この任務は極めて重責なので危うさもありますが、その恩恵が広く行き渡るので吉だと言っています。
このような立場にあるものは力の限り天下に尽くし、養うべきなので、大きなことを行ってよろしいと言っています。
「占った事柄」と「上記の説明」を、スライドガラスを2枚重ね合わせるようにして解釈してみて下さい。
また、下記の
「加藤大岳述 易学大講座」の要約も、ぜひ併せてお読みになり理解を深めましょう。
<説明の要点>
この上爻は、頤卦の成卦主爻ですから、天下の民は皆これに頼って養いの資を得ています。
それが「由りて頤う」です。
上爻は、位そのものが居り難い地位で、しかも多くの者に頼られるとするならば、一面どうにも危いところがあります。
勢いが一身に集まって、君をしのぐような嫌いも生ずるからです。
けれどもこの爻が「由りて頤う」のは自分のために図るところがあるのではありません。
言ってみれば頤は頤のためというよりも、体を養うために働いているようなもので、上爻にはそういう私心がありません。
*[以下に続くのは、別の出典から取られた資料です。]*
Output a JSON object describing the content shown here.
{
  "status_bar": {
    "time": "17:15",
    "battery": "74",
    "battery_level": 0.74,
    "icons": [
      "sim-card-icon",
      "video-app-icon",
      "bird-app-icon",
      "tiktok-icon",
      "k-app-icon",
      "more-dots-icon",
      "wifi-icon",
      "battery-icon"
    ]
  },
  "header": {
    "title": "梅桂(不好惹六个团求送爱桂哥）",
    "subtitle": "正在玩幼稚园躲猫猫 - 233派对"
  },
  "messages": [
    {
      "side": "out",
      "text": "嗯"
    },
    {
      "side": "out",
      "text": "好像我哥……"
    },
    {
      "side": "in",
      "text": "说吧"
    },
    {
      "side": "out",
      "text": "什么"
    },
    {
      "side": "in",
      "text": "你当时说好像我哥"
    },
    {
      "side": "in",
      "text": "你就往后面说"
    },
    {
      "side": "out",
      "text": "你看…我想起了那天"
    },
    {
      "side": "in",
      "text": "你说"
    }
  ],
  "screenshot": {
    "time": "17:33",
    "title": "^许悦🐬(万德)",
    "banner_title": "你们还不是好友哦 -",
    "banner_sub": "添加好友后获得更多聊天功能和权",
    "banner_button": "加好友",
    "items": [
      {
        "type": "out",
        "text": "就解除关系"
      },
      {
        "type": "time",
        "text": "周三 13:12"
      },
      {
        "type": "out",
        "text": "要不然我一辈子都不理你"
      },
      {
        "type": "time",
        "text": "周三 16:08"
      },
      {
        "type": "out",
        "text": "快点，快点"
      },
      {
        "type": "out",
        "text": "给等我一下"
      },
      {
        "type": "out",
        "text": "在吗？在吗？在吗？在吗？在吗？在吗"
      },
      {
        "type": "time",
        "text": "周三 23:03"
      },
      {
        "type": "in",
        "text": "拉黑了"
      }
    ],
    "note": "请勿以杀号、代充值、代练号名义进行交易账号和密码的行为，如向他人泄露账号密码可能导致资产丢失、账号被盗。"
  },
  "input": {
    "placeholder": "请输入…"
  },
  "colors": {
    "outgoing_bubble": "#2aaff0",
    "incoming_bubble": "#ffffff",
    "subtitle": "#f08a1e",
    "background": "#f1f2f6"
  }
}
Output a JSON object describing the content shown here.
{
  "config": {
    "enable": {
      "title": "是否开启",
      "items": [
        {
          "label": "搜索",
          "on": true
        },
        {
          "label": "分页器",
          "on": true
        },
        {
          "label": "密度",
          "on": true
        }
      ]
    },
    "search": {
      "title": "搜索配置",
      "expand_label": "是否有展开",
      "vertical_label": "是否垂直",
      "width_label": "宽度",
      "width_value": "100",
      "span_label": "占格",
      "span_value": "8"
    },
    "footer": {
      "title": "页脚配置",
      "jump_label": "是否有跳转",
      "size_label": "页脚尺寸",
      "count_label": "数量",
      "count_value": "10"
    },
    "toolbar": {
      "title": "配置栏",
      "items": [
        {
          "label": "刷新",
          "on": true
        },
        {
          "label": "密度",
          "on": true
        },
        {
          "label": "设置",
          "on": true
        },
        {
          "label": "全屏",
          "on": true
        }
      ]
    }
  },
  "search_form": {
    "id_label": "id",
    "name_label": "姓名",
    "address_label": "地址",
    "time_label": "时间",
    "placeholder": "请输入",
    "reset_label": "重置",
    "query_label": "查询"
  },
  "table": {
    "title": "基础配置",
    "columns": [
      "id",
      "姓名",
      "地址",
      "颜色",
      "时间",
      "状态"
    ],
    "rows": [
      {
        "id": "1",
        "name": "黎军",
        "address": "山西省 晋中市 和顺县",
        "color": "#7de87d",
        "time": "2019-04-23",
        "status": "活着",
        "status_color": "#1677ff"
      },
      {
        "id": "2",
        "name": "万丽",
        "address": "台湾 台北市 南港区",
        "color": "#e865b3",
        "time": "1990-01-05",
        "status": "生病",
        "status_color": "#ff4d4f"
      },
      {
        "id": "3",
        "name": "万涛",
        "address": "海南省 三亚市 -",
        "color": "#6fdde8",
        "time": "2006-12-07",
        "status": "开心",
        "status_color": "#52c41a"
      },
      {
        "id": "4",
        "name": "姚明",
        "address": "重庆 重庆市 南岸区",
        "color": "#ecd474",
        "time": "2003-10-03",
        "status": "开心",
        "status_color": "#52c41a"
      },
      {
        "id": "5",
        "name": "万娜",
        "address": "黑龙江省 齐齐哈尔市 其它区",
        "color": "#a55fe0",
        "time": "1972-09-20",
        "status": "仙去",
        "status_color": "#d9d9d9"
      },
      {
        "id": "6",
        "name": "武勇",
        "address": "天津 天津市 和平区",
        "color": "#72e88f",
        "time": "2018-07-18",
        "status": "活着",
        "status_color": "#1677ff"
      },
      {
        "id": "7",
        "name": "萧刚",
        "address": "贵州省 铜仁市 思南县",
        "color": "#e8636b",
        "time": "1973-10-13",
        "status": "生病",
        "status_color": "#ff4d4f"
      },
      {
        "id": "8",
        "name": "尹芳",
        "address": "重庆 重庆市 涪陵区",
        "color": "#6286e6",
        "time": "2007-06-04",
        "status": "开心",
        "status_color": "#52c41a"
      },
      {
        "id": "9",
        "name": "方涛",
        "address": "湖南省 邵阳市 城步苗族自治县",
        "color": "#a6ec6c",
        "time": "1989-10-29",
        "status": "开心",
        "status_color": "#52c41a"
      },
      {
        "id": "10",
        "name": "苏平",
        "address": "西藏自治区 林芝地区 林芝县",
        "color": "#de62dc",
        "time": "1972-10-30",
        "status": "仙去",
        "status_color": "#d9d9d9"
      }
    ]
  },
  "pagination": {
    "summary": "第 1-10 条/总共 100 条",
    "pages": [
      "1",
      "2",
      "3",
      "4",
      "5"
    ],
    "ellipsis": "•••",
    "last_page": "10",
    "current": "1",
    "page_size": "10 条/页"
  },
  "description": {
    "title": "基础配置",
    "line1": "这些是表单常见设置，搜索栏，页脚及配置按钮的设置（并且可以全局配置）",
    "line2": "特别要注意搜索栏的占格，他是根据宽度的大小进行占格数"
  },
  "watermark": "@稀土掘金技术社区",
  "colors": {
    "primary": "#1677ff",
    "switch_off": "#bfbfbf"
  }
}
ですから、たとえ天下の名声・人望が一身に集まって危いところがあっても、吉を得ることができるのです。
「厲うけれども吉」とあるのは、こうした理由によるものです。
そして、このように信頼を得ているならば「大川を渉る」ような難事を行ってもよく、達成することができるのです。
この爻が変ずると地雷復となります。
自らを減じて、また自らに復える。
私心なくして慶びあるというところです。